Forbes recently reported that for the first time, Apple had become the world’s most valuable company, measured by market capitalisation. However, in October 2011 Apple reported quarterly earnings of US$6.62 billion, while the word’s second most valuable company, Exxon Mobil, reported a US$10.3 billion profit for the same period. So Apple’s number one spot cannot be attributed solely to earnings. Nor can it be attributed to R&D spend, with its total investment in R&D over the four years to December 2010 being US$4.6 billion, compared with Microsoft’s spend of US$31 billion over the same period. And, as the landscape maps clearly show, Apple’s patent portfolio is dwarfed by those of a number of its major competitors. Even supposing that Apple’s R&D effort, and its patent portfolio, are focused only upon the most strategically significant areas of innovation, it does not have this space to itself.

Apple’s greatest intangible assets – and the source of its huge market value – are more likely its brand and its customer base. In the WPP 2011 BRANDZ Top 100 survey, conducted by Millward Brown Optimor, Apple ranked first, with an 84% year-on-year growth in brand value to US$153 billion – equivalent to nearly half its market value. Part and parcel of Apple’s value proposition is locking customers in to its closed ecosystem – where all of the music, movies, books, apps and other content ever purchased is accessible only, or primarily, on Apple devices. Device ownership drives content purchases, and content ownership drives future device purchases. The customer experience helps to build the brand, and the brand draws in new customers.
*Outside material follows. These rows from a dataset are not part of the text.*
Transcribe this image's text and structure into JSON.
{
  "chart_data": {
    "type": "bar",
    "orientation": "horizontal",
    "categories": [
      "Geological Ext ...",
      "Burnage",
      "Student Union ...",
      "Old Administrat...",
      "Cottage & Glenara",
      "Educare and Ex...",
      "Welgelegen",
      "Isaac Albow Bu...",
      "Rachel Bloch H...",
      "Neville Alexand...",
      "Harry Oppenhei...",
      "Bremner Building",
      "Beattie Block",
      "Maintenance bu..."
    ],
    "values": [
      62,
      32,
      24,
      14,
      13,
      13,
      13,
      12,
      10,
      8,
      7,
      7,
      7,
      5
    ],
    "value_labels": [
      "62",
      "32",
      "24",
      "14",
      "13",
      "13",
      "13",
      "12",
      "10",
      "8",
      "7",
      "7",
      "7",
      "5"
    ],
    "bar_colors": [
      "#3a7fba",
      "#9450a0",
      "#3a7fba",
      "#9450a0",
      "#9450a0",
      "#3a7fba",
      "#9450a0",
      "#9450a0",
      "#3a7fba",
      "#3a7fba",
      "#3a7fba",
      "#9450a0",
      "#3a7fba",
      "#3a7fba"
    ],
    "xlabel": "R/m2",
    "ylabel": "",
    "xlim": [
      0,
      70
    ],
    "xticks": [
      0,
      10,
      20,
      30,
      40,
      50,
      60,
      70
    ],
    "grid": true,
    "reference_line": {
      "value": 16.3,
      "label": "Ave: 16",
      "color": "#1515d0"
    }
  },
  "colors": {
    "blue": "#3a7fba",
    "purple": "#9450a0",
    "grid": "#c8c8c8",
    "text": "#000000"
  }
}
Ultimately, then, the ecosystem is self-sustaining – at least for as long as Apple continues to provide its customers with a great user experience. But what happens right now is vital to Apple, because Android has an ecosystem of its own – albeit one which provides a more open and less integrated experience. Apple’s litigation strategy will therefore pay off, even if it achieves only short-term gains, because of the likelihood that these will persist into the future. It can ensure that it does not become the largely irrelevant 5% player in the mobile devices market, as it did on the desktop.
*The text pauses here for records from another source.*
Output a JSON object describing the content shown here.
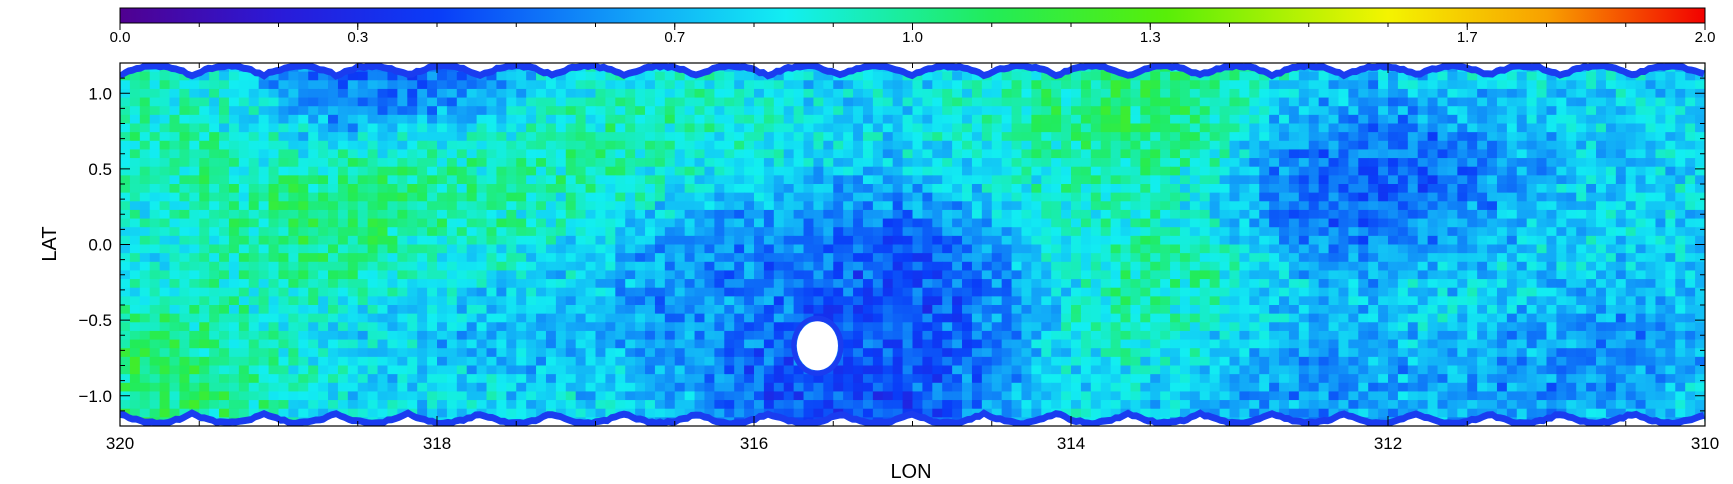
{
  "chart_data": {
    "type": "heatmap",
    "title": "",
    "xlabel": "LON",
    "ylabel": "LAT",
    "xlim": [
      320,
      310
    ],
    "ylim": [
      -1.2,
      1.2
    ],
    "x_ticks": [
      320,
      318,
      316,
      314,
      312,
      310
    ],
    "x_tick_labels": [
      "320",
      "318",
      "316",
      "314",
      "312",
      "310"
    ],
    "y_ticks": [
      1.0,
      0.5,
      0.0,
      -0.5,
      -1.0
    ],
    "y_tick_labels": [
      "1.0",
      "0.5",
      "0.0",
      "−0.5",
      "−1.0"
    ],
    "colorbar": {
      "range": [
        0.0,
        2.0
      ],
      "ticks": [
        0.0,
        0.3,
        0.7,
        1.0,
        1.3,
        1.7,
        2.0
      ],
      "tick_labels": [
        "0.0",
        "0.3",
        "0.7",
        "1.0",
        "1.3",
        "1.7",
        "2.0"
      ],
      "colormap": "rainbow (violet-blue-cyan-green-yellow-red)"
    },
    "grid": false,
    "masked_region": {
      "lon": 315.6,
      "lat": -0.67,
      "radius_deg": 0.13
    },
    "features": [
      {
        "lon": 318.5,
        "lat": 0.25,
        "value": 1.2
      },
      {
        "lon": 318.0,
        "lat": 0.2,
        "value": 1.15
      },
      {
        "lon": 317.5,
        "lat": 0.1,
        "value": 1.05
      },
      {
        "lon": 313.6,
        "lat": 0.9,
        "value": 1.15
      },
      {
        "lon": 313.4,
        "lat": -0.3,
        "value": 1.05
      },
      {
        "lon": 311.5,
        "lat": -0.3,
        "value": 1.05
      },
      {
        "lon": 319.8,
        "lat": -0.9,
        "value": 1.15
      },
      {
        "lon": 319.7,
        "lat": 0.7,
        "value": 1.0
      },
      {
        "lon": 314.9,
        "lat": -0.2,
        "value": 0.35
      },
      {
        "lon": 315.4,
        "lat": -0.95,
        "value": 0.3
      },
      {
        "lon": 311.9,
        "lat": 0.1,
        "value": 0.4
      },
      {
        "lon": 312.2,
        "lat": 0.4,
        "value": 0.45
      },
      {
        "lon": 311.1,
        "lat": -0.6,
        "value": 0.45
      },
      {
        "lon": 316.3,
        "lat": -0.1,
        "value": 0.5
      },
      {
        "lon": 318.4,
        "lat": 1.0,
        "value": 0.4
      },
      {
        "lon": 317.7,
        "lat": -0.1,
        "value": 0.5
      },
      {
        "lon": 312.5,
        "lat": -0.8,
        "value": 0.55
      },
      {
        "lon": 316.8,
        "lat": 0.6,
        "value": 1.0
      },
      {
        "lon": 314.0,
        "lat": 0.3,
        "value": 0.95
      }
    ]
  }
}
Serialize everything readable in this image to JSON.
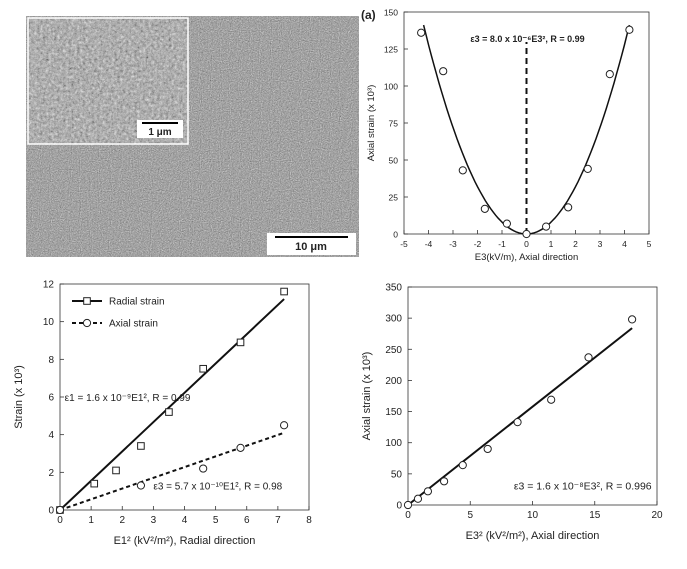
{
  "sem_image": {
    "scale_main": "10 μm",
    "scale_inset": "1 μm"
  },
  "chart_data": [
    {
      "type": "scatter",
      "panel_label": "(a)",
      "xlabel": "E3(kV/m), Axial direction",
      "ylabel": "Axial strain (x 10³)",
      "xlim": [
        -5,
        5
      ],
      "ylim": [
        0,
        150
      ],
      "xticks": [
        -5,
        -4,
        -3,
        -2,
        -1,
        0,
        1,
        2,
        3,
        4,
        5
      ],
      "yticks": [
        0,
        25,
        50,
        75,
        100,
        125,
        150
      ],
      "annotation": "ε3 = 8.0 x 10⁻⁶E3², R = 0.99",
      "series": [
        {
          "marker": "circle",
          "x": [
            -4.3,
            -3.4,
            -2.6,
            -1.7,
            -0.8,
            0.0,
            0.8,
            1.7,
            2.5,
            3.4,
            4.2
          ],
          "y": [
            136,
            110,
            43,
            17,
            7,
            0,
            5,
            18,
            44,
            108,
            138
          ]
        }
      ],
      "fit": {
        "form": "y = a*x^2",
        "a": 8.0,
        "style": "solid"
      },
      "vertical_line": {
        "x": 0,
        "style": "dashed"
      }
    },
    {
      "type": "scatter",
      "xlabel": "E1² (kV²/m²), Radial direction",
      "ylabel": "Strain (x 10³)",
      "xlim": [
        0,
        8
      ],
      "ylim": [
        0,
        12
      ],
      "xticks": [
        0,
        1,
        2,
        3,
        4,
        5,
        6,
        7,
        8
      ],
      "yticks": [
        0,
        2,
        4,
        6,
        8,
        10,
        12
      ],
      "legend": {
        "placement": "top-left",
        "entries": [
          "Radial strain",
          "Axial strain"
        ]
      },
      "annotations": [
        "ε1 = 1.6 x 10⁻⁹E1², R = 0.99",
        "ε3 = 5.7 x 10⁻¹⁰E1², R = 0.98"
      ],
      "series": [
        {
          "name": "Radial strain",
          "marker": "square",
          "x": [
            0.0,
            1.1,
            1.8,
            2.6,
            3.5,
            4.6,
            5.8,
            7.2
          ],
          "y": [
            0.0,
            1.4,
            2.1,
            3.4,
            5.2,
            7.5,
            8.9,
            11.6
          ],
          "fit": {
            "x": [
              0,
              7.2
            ],
            "y": [
              0,
              11.2
            ],
            "style": "solid"
          }
        },
        {
          "name": "Axial strain",
          "marker": "circle",
          "x": [
            0.0,
            2.6,
            4.6,
            5.8,
            7.2
          ],
          "y": [
            0.0,
            1.3,
            2.2,
            3.3,
            4.5
          ],
          "fit": {
            "x": [
              0,
              7.2
            ],
            "y": [
              0,
              4.1
            ],
            "style": "dashed"
          }
        }
      ]
    },
    {
      "type": "scatter",
      "xlabel": "E3² (kV²/m²), Axial direction",
      "ylabel": "Axial strain (x 10³)",
      "xlim": [
        0,
        20
      ],
      "ylim": [
        0,
        350
      ],
      "xticks": [
        0,
        5,
        10,
        15,
        20
      ],
      "yticks": [
        0,
        50,
        100,
        150,
        200,
        250,
        300,
        350
      ],
      "annotation": "ε3 = 1.6 x 10⁻⁸E3², R = 0.996",
      "series": [
        {
          "marker": "circle",
          "x": [
            0.0,
            0.8,
            1.6,
            2.9,
            4.4,
            6.4,
            8.8,
            11.5,
            14.5,
            18.0
          ],
          "y": [
            0,
            10,
            22,
            38,
            64,
            90,
            133,
            169,
            237,
            298
          ],
          "fit": {
            "x": [
              0,
              18
            ],
            "y": [
              0,
              284
            ],
            "style": "solid"
          }
        }
      ]
    }
  ]
}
And Apple has at least one other trick up its sleeve – or, more precisely, in the cloud. The cloud-based iTunes Match service ensures that all of the user’s music, whether purchased through the iTunes store or obtained from other sources, is continuously available online on all Apple devices in a high-quality format. Services such as this, partly enabled by Apple’s equal access to open formats and standards, make the transition into the Apple ecosystem a much more viable proposition than transition in the other direction. And because agreements with rights-holders wary of losing control of digital content are made possible by the closed nature of Apple's ecosystem, prospects for a competing service offering within the open Android ecosystem would appear to be more limited.

End game

Apple cannot win a patent war predicated on market exclusion. With the Android source code being open, Apple might just as well be fighting a Hydra – cut off one device from the market and two more will appear to replace it. Ultimately, Apple’s best course of action will most likely be to enter into licensing agreements with its competitors, which will not only result in significant revenues, but also push up the prices (or reduce the margins) on competitive products.

In the denouement of War Games the computer Joshua concludes that nuclear warfare is “a strange game. The only winning move is not to play”. “How about,” it suggests, “a nice game of chess?” Of course, with evenly matched opponents, even a game of chess can end in a stalemate. But the path to victory, defeat or draw is paved with many strategic plans, twists, turns and surprises, and destruction is certainly not mutually assured.

Jobs may have wanted to “go thermonuclear war” on Android, but a better metaphor for global litigation is a long, drawn-out game of chess. And currently, while a few pawns have been sacrificed, there is no sign of check or mate.